There were quite a variance in the topics presented (though they had the commonality of semantics). There was research regarding Wikipedia/Wikidata/DBpedia, Cultural Heritage, Building/Transport data, Query Processing - though there were almost no papers which were based on core ML or NLP tasks which was a good sign of the focus moving back to semantics.

In terms of papers, the conference had 20 full and 8 short papers with an acceptance rate of 27% and 31 posters with an acceptance rate of 66%. Awards were given to RSP-QL* - Statement level annotations in RDF streams for Best Paper, Transfer Learning for Biomedical NER with BioBERT for Best Poster/Demo.

Harshvardhan Pandit @coolharsh55 from @tcddublin @AdaptCentre presents how to provide #semantic annotations to #GDPR consent forms online and enable semi-automatic compliance to the regulation. #semanticsconf https://t.co/hvOR8xR1hY pic.twitter.com/llsjqc6qIJ
— Bianca Pereira (@bianca_oli_per) September 10, 2019

I presented a paper titled "Test-driven approach towards GDPR compliance" in the LegalTech track based on PhD work in the validation and linking of GDPR compliance using sem-web (paper and resources: https://w3id.org/GDPRep/semantic-tests) as well as a poster titled "OPN: Open Notice Network" based on work done on incorporating semantics to create an open notice for transparency with Mark Lizar (industry partner). Additionally, a poster advertising the Data Privacy Vocabulary was also on display at the conference, which was attended by DPVCG members Sabrina, Fajar, and Javier. Some interesting networking opportunities took place based on my PhD work (with Sabrina of SPECIAL for GDPR compliance, and Heiko Paulheim of Uni. Mannheim and Jan of SAP regarding domain specific ontology matching), as well as that of the DPVCG (Maria Pieper from FZI who also works in LegalTech).

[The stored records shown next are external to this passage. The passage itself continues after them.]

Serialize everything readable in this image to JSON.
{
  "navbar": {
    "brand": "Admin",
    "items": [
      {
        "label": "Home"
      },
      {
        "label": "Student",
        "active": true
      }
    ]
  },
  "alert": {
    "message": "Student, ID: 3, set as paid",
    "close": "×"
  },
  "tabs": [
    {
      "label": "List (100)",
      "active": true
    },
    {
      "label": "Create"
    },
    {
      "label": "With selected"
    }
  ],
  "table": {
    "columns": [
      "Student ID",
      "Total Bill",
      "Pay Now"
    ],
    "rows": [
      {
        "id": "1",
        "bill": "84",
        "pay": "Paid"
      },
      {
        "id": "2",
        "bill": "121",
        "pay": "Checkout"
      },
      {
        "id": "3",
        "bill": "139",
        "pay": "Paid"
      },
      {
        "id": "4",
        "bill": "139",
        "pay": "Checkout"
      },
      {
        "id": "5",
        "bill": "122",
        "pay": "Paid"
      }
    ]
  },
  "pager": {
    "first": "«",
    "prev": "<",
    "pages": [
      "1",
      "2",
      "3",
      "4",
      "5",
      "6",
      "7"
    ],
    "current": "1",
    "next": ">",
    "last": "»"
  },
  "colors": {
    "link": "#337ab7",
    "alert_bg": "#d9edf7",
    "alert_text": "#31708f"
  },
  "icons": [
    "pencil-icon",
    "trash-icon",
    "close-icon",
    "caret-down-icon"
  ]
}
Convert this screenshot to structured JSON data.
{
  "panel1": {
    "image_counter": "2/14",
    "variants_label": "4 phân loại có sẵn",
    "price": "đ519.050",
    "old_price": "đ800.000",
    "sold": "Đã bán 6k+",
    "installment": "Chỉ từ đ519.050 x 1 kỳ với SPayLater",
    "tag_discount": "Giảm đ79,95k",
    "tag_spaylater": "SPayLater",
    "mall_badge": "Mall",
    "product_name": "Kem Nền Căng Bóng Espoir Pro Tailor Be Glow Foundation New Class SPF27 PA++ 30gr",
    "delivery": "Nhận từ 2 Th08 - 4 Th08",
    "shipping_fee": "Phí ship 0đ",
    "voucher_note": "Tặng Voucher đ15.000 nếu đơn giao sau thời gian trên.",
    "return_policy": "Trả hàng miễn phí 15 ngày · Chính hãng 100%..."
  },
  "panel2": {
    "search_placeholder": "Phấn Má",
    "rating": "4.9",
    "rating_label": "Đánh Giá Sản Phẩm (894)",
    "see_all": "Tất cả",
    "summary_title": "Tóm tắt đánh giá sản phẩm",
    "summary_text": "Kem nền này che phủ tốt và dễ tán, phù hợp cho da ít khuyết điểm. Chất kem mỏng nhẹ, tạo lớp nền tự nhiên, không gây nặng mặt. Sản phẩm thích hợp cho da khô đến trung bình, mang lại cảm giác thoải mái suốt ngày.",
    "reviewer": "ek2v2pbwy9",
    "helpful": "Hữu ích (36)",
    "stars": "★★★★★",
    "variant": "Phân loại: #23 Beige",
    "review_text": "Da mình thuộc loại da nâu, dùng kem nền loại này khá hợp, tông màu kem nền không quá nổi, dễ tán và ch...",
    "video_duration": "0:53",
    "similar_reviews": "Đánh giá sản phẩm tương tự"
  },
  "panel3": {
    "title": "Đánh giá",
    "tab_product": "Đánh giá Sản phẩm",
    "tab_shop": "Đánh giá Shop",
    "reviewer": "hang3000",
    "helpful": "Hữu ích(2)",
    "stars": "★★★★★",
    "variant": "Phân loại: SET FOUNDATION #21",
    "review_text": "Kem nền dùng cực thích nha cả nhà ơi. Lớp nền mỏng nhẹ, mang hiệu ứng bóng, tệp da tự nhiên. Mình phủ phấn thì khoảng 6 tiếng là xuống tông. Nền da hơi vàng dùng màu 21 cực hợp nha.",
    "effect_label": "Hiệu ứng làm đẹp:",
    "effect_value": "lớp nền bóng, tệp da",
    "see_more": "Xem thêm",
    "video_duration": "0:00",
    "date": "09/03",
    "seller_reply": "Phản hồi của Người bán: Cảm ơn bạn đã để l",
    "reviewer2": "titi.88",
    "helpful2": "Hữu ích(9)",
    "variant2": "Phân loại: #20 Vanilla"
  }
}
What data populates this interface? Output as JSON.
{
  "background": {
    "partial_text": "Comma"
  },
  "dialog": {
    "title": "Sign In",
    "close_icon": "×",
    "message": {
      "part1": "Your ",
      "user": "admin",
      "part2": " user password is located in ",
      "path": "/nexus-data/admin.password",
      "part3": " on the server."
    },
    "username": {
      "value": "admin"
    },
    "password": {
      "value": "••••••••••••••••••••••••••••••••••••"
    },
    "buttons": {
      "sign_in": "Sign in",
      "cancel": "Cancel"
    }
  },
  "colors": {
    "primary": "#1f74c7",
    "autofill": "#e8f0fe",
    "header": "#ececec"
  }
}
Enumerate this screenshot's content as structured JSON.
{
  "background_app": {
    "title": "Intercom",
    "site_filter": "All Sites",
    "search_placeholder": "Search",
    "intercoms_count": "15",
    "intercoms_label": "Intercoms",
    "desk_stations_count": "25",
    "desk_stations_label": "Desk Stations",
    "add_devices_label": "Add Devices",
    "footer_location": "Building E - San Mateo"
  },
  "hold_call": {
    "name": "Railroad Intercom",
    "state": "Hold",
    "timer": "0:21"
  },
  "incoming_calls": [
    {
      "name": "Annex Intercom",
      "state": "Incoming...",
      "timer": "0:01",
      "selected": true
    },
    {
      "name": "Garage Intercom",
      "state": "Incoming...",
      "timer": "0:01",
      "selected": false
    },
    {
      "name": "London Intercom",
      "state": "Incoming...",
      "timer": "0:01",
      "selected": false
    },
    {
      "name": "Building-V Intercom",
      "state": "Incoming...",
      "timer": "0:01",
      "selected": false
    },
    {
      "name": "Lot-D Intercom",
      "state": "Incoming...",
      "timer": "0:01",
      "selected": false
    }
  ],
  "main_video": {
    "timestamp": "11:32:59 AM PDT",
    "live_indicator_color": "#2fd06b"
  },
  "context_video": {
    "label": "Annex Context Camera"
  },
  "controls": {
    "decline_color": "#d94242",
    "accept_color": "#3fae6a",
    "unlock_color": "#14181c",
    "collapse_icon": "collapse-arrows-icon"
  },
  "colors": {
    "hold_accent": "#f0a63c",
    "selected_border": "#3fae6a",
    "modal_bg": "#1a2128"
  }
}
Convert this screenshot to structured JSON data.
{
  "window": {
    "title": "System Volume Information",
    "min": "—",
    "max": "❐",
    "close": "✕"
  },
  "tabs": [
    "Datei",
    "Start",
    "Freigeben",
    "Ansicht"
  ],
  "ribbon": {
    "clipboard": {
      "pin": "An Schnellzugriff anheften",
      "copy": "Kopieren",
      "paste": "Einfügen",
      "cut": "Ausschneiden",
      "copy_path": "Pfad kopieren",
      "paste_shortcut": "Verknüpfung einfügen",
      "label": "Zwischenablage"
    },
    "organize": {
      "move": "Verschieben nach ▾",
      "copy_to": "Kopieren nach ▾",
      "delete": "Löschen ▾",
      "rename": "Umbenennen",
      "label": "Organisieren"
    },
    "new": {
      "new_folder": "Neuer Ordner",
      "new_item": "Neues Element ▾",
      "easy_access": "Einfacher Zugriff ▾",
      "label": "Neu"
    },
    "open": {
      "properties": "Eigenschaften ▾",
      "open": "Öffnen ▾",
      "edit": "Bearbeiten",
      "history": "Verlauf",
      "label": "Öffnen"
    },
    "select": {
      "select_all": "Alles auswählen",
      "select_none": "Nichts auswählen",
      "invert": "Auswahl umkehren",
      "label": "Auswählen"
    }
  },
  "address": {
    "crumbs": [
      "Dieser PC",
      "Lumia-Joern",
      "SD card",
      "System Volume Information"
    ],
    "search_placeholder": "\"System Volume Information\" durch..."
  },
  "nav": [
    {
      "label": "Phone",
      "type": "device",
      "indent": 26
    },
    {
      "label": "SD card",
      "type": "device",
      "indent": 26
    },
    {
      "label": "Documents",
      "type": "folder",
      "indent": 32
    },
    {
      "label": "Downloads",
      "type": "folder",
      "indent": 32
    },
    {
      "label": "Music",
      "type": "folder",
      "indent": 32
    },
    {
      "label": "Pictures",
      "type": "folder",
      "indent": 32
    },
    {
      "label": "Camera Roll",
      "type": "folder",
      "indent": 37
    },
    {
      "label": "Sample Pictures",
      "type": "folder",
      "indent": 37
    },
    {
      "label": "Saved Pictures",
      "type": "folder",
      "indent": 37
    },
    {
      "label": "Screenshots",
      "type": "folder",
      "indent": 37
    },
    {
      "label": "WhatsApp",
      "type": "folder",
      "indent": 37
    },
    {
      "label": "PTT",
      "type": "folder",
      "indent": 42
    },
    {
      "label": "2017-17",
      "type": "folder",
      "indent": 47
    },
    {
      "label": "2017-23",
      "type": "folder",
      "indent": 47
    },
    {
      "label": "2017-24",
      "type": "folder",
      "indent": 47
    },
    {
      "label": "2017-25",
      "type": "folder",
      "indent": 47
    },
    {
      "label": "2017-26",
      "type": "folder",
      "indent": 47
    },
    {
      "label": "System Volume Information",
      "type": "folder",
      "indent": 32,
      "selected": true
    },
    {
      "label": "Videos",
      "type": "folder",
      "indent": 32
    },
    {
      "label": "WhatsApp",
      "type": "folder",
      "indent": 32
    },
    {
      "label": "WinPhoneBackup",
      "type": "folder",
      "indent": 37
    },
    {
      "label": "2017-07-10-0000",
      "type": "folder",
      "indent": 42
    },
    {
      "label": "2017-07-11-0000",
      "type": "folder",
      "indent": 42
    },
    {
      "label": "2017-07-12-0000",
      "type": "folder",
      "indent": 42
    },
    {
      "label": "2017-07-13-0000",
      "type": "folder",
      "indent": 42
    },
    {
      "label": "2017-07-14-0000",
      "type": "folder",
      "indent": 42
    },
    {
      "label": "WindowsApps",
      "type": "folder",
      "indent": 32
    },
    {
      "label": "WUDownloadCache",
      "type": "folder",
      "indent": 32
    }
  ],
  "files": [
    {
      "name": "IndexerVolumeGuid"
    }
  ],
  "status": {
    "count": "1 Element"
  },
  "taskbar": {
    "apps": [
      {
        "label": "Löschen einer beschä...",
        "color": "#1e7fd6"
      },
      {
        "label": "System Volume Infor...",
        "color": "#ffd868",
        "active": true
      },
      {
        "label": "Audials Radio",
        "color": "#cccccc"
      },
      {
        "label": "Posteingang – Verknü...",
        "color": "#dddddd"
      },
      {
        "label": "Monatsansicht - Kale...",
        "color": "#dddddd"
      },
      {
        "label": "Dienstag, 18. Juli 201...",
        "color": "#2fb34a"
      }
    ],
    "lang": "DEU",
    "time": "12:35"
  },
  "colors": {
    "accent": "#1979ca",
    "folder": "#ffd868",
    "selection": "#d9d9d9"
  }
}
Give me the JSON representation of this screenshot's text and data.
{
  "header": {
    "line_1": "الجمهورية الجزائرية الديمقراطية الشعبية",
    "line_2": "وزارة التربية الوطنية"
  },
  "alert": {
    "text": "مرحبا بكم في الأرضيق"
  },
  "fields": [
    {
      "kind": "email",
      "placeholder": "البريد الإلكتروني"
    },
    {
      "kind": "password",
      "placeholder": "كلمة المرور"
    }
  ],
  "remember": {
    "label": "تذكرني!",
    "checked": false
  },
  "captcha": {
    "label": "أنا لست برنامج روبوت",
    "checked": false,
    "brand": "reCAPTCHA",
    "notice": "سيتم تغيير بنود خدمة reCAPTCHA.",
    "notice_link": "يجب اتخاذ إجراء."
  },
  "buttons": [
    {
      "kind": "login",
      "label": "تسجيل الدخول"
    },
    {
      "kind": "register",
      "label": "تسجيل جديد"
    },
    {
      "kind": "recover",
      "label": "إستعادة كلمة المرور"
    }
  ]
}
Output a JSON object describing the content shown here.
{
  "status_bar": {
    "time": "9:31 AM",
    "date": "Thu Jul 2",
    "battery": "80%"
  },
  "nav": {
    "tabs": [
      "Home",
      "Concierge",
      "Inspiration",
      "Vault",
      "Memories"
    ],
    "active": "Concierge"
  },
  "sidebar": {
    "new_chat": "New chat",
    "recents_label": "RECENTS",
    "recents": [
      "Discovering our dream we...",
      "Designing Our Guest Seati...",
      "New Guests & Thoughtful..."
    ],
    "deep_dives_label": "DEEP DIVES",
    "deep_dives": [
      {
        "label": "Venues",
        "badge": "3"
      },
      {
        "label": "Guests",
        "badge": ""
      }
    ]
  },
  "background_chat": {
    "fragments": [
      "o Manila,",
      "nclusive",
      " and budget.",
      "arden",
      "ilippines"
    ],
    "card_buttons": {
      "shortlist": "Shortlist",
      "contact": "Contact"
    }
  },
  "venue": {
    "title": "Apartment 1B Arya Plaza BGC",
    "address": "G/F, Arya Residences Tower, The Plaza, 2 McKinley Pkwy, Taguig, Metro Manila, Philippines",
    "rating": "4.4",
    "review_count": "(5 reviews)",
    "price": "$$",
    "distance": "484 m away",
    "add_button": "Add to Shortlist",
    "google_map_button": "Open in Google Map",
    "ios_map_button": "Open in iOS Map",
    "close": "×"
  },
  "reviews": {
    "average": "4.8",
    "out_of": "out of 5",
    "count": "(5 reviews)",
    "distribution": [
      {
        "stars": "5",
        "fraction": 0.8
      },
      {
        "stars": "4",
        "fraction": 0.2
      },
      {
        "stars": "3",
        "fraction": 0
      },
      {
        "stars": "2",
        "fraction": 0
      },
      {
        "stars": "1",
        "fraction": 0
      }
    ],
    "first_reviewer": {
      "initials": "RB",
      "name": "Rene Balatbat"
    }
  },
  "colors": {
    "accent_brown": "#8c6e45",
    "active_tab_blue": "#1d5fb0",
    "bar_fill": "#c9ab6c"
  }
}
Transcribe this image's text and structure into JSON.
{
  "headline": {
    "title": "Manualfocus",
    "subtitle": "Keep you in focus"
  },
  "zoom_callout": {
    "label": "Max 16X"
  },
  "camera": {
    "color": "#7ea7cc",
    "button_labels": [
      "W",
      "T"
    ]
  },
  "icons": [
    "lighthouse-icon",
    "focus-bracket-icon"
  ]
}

@coolharsh55 presenting his work on GDPR compliance @SemanticsConf #gdpr #legaltech #compliance pic.twitter.com/4sF8SKMjlg
— Sabrina Kirrane (@SabrinaKirrane) September 11, 2019

I also had the opportunity to chair Session 4.4 on Knowledge Graphs on the 11th. There were two talks on the day. The first was an industry talk by i-views on the use of KG for exploration of experience in projects. The second was from the research team at Uni. Bonn, which was presented by Shimaa Ibrahim, and featured their work on Multi-lingual ontology enrichment. For me, the multi-lingual talk was of particular interest based on past experience with trying to generate multi-lingual thesauri of GDPR concept, and the eventual frustration of not being able to use existing techniques due to their ineffectiveness in domain specific ontologies.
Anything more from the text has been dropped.